Johnson supported George Bush’s plans to privatize Social Security, that would have left millions of seniors in trouble after last year’s financial collapse. And he also worked with Bush to eliminate the horribly onerous inheritance tax that disproportionately affects about 7 or 8 super rich black people in America.
Then last year Johnson mocked Barack Obama, suggesting that he was busy doing drugs while Hillary Clinton was caring about black people. “I am frankly insulted,” Johnson said, “that the Obama campaign would imply that we are so stupid that we would think Hillary and Bill Clinton who have been deeply and emotionally involved in black issues when Barack Obama was doing something in the neighborhood that I won’t say what he was doing but he said it in his book.”
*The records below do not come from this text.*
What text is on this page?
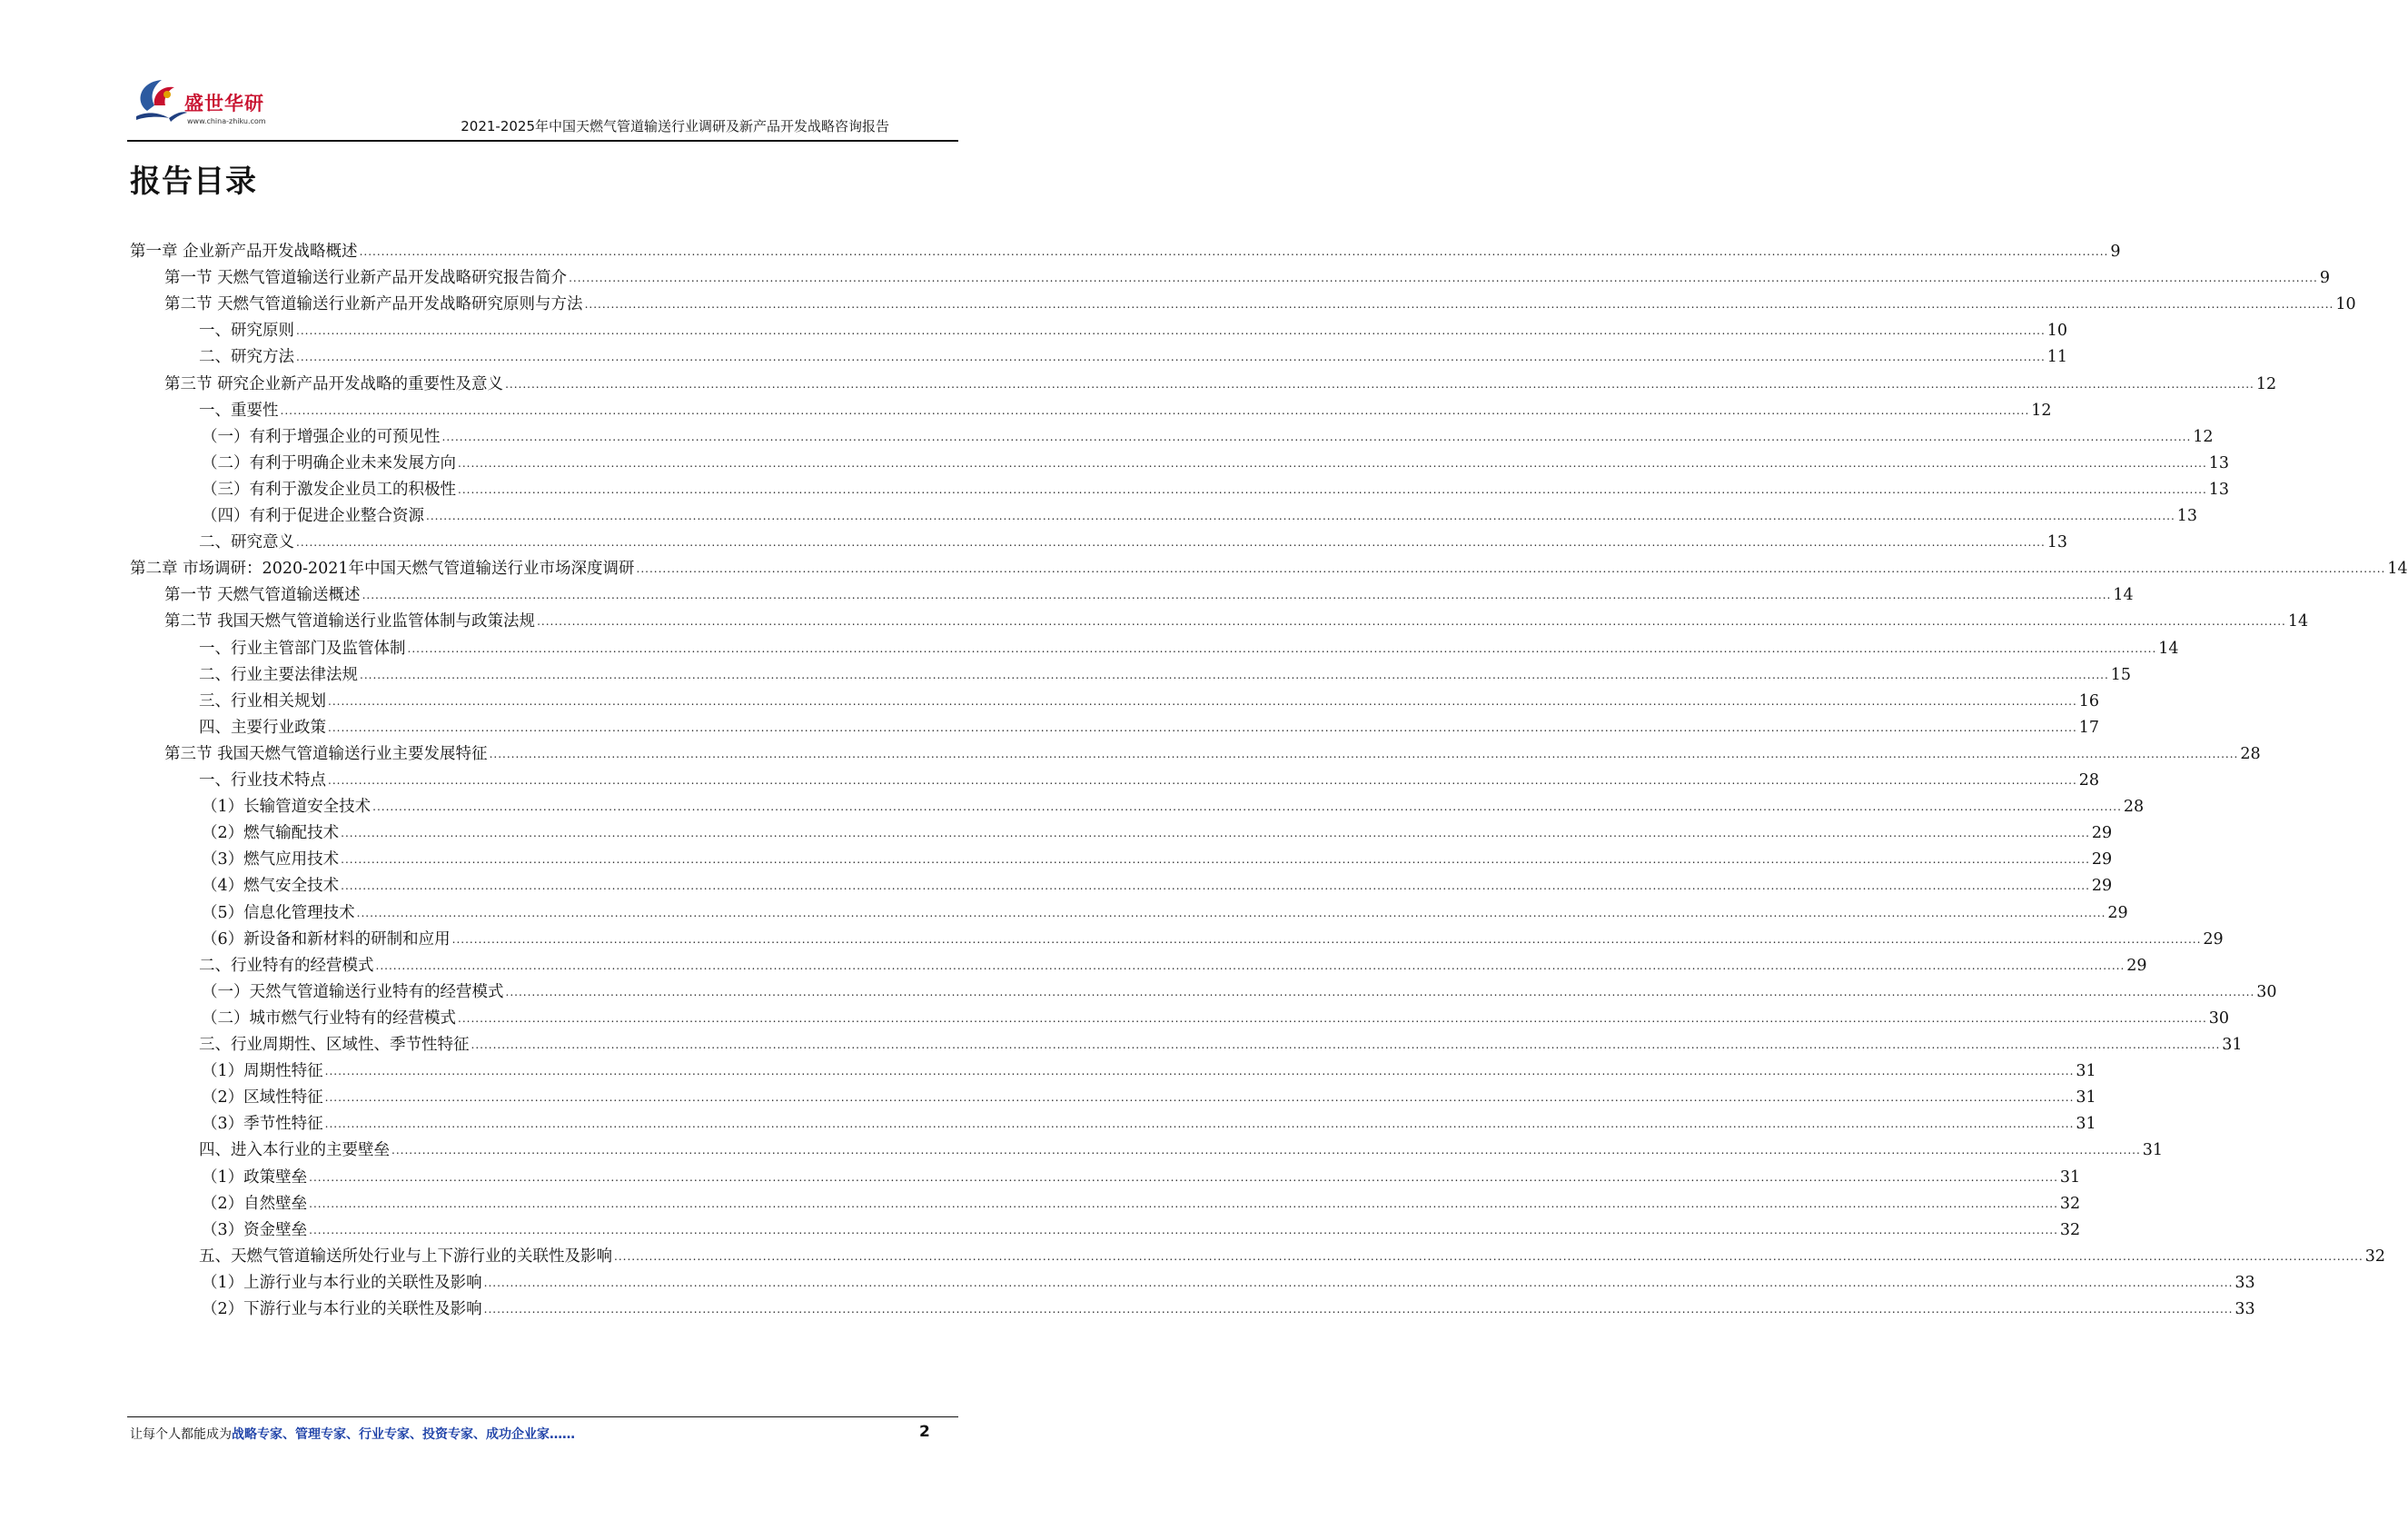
盛世华研
www.china-zhiku.com	2021-2025年中国天燃气管道输送行业调研及新产品开发战略咨询报告
报告目录
第一章 企业新产品开发战略概述 ................................................................................................................................................................................................................................................................................................................................................................................................................ 9
第一节 天燃气管道输送行业新产品开发战略研究报告简介 ................................................................................................................................................................................................................................................................................................................................................................................................................ 9
第二节 天燃气管道输送行业新产品开发战略研究原则与方法 ................................................................................................................................................................................................................................................................................................................................................................................................................ 10
一、研究原则 ................................................................................................................................................................................................................................................................................................................................................................................................................ 10
二、研究方法 ................................................................................................................................................................................................................................................................................................................................................................................................................ 11
第三节 研究企业新产品开发战略的重要性及意义 ................................................................................................................................................................................................................................................................................................................................................................................................................ 12
一、重要性 ................................................................................................................................................................................................................................................................................................................................................................................................................ 12
（一）有利于增强企业的可预见性 ................................................................................................................................................................................................................................................................................................................................................................................................................ 12
（二）有利于明确企业未来发展方向 ................................................................................................................................................................................................................................................................................................................................................................................................................ 13
（三）有利于激发企业员工的积极性 ................................................................................................................................................................................................................................................................................................................................................................................................................ 13
（四）有利于促进企业整合资源 ................................................................................................................................................................................................................................................................................................................................................................................................................ 13
二、研究意义 ................................................................................................................................................................................................................................................................................................................................................................................................................ 13
第二章 市场调研：2020-2021年中国天燃气管道输送行业市场深度调研 ................................................................................................................................................................................................................................................................................................................................................................................................................ 14
第一节 天燃气管道输送概述 ................................................................................................................................................................................................................................................................................................................................................................................................................ 14
第二节 我国天燃气管道输送行业监管体制与政策法规 ................................................................................................................................................................................................................................................................................................................................................................................................................ 14
一、行业主管部门及监管体制 ................................................................................................................................................................................................................................................................................................................................................................................................................ 14
二、行业主要法律法规 ................................................................................................................................................................................................................................................................................................................................................................................................................ 15
三、行业相关规划 ................................................................................................................................................................................................................................................................................................................................................................................................................ 16
四、主要行业政策 ................................................................................................................................................................................................................................................................................................................................................................................................................ 17
第三节 我国天燃气管道输送行业主要发展特征 ................................................................................................................................................................................................................................................................................................................................................................................................................ 28
一、行业技术特点 ................................................................................................................................................................................................................................................................................................................................................................................................................ 28
（1）长输管道安全技术 ................................................................................................................................................................................................................................................................................................................................................................................................................ 28
（2）燃气输配技术 ................................................................................................................................................................................................................................................................................................................................................................................................................ 29
（3）燃气应用技术 ................................................................................................................................................................................................................................................................................................................................................................................................................ 29
（4）燃气安全技术 ................................................................................................................................................................................................................................................................................................................................................................................................................ 29
（5）信息化管理技术 ................................................................................................................................................................................................................................................................................................................................................................................................................ 29
（6）新设备和新材料的研制和应用 ................................................................................................................................................................................................................................................................................................................................................................................................................ 29
二、行业特有的经营模式 ................................................................................................................................................................................................................................................................................................................................................................................................................ 29
（一）天然气管道输送行业特有的经营模式 ................................................................................................................................................................................................................................................................................................................................................................................................................ 30
（二）城市燃气行业特有的经营模式 ................................................................................................................................................................................................................................................................................................................................................................................................................ 30
三、行业周期性、区域性、季节性特征 ................................................................................................................................................................................................................................................................................................................................................................................................................ 31
（1）周期性特征 ................................................................................................................................................................................................................................................................................................................................................................................................................ 31
（2）区域性特征 ................................................................................................................................................................................................................................................................................................................................................................................................................ 31
（3）季节性特征 ................................................................................................................................................................................................................................................................................................................................................................................................................ 31
四、进入本行业的主要壁垒 ................................................................................................................................................................................................................................................................................................................................................................................................................ 31
（1）政策壁垒 ................................................................................................................................................................................................................................................................................................................................................................................................................ 31
（2）自然壁垒 ................................................................................................................................................................................................................................................................................................................................................................................................................ 32
（3）资金壁垒 ................................................................................................................................................................................................................................................................................................................................................................................................................ 32
五、天燃气管道输送所处行业与上下游行业的关联性及影响 ................................................................................................................................................................................................................................................................................................................................................................................................................ 32
（1）上游行业与本行业的关联性及影响 ................................................................................................................................................................................................................................................................................................................................................................................................................ 33
（2）下游行业与本行业的关联性及影响 ................................................................................................................................................................................................................................................................................................................................................................................................................ 33
让每个人都能成为战略专家、管理专家、行业专家、投资专家、成功企业家……	2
But there’s a more positive and inspiring side to Bob Johnson and his former wife Sheila. As partners, they developed a hugely successful business model at BET that revolved around low production costs and high revenue generated from cheap advertisement.
The Johnsons sold their BET holdings to Viacom in 1999, and the quality of BET has improved since then, in part, because of a greater emphasis on content instead of capital. To be sure, BET still has some issues. I’ve worked as a TV commentator and host for BET for several years now, through good and bad times, and I’ve heard all the complaints. But this isn’t a story about BET. It’s a story about the Johnsons, who no longer run BET.
I applaud the former power couple for their business acumen, but until now I’ve never known much about Sheila Johnson. Now that I do, I’m not too impressed by her politics either.